Acreditamos que tudo — quer seja uma empresa, a nossa saúde, ou uma quinta — deve ser considerado como um todo para ser verdadeiramente sustentável. Uma empresa concentrada unicamente no lucro não pode ser sustentável porque sacrifica as pessoas e o planeta. Da mesma forma, uma empresa que dá prioridade ao ambiente, mas ignora a estabilidade financeira, não é viável a longo prazo. É por esta razão que praticamos o triplo resultado final, considerando cuidadosamente o impacto das nossas acções na comunidade, no ambiente e na nossa estabilidade financeira. Implementamos esta mesma abordagem holística na saúde que, para nós, é mais do que apenas comida e exercício. Inclui sol, relações significativas, água de qualidade, descanso, um sentido de propósito e muito mais. Ao entendermos a sustentabilidade através desta perspectiva holística, adoptamos práticas regenerativas em todos os três componentes da nossa quinta de bem-estar, com o objectivo de melhorarmos as condições da nossa terra, da nossa comunidade e dos nossos clientes todos os anos.

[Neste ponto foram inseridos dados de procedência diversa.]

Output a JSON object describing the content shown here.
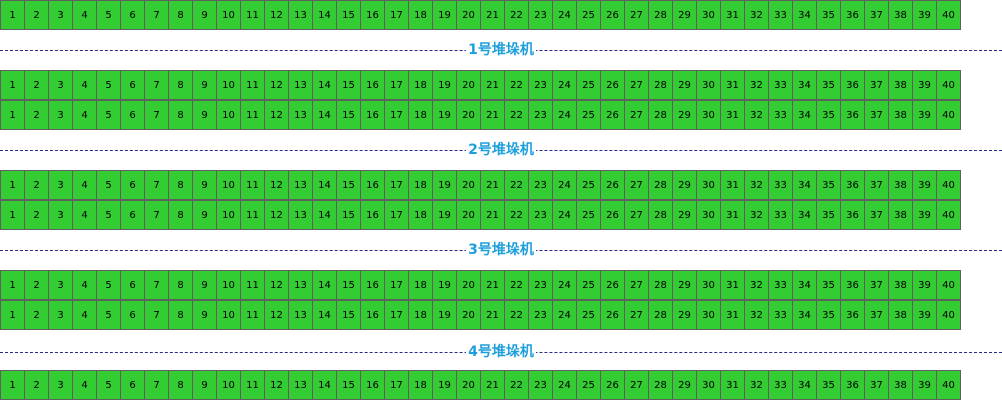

O que mais gostaria de destacar?
Quero expressar uma profunda gratidão aos meus falecidos avós, que me mostraram o que significa movermo-nos pelo mundo como uma pessoa centrada no coração e na alma. Tendo crescido numa grande cidade americana, perdi-me muitas vezes no impulso do hiperindividualismo e do sucesso material. Mas, os meus avós incutiram em mim valores fundamentais, como a honestidade, a família, a empatia, a lealdade e a responsabilidade. Estes valores guiam-me continuamente de volta ao meu âmago, à minha essência, onde sou capaz de me reconectar com os meus avós e encontro as respostas que me permitem viver o meu propósito mais profundo: partilhá-lo com o mundo através da Âmago Wellness Farm.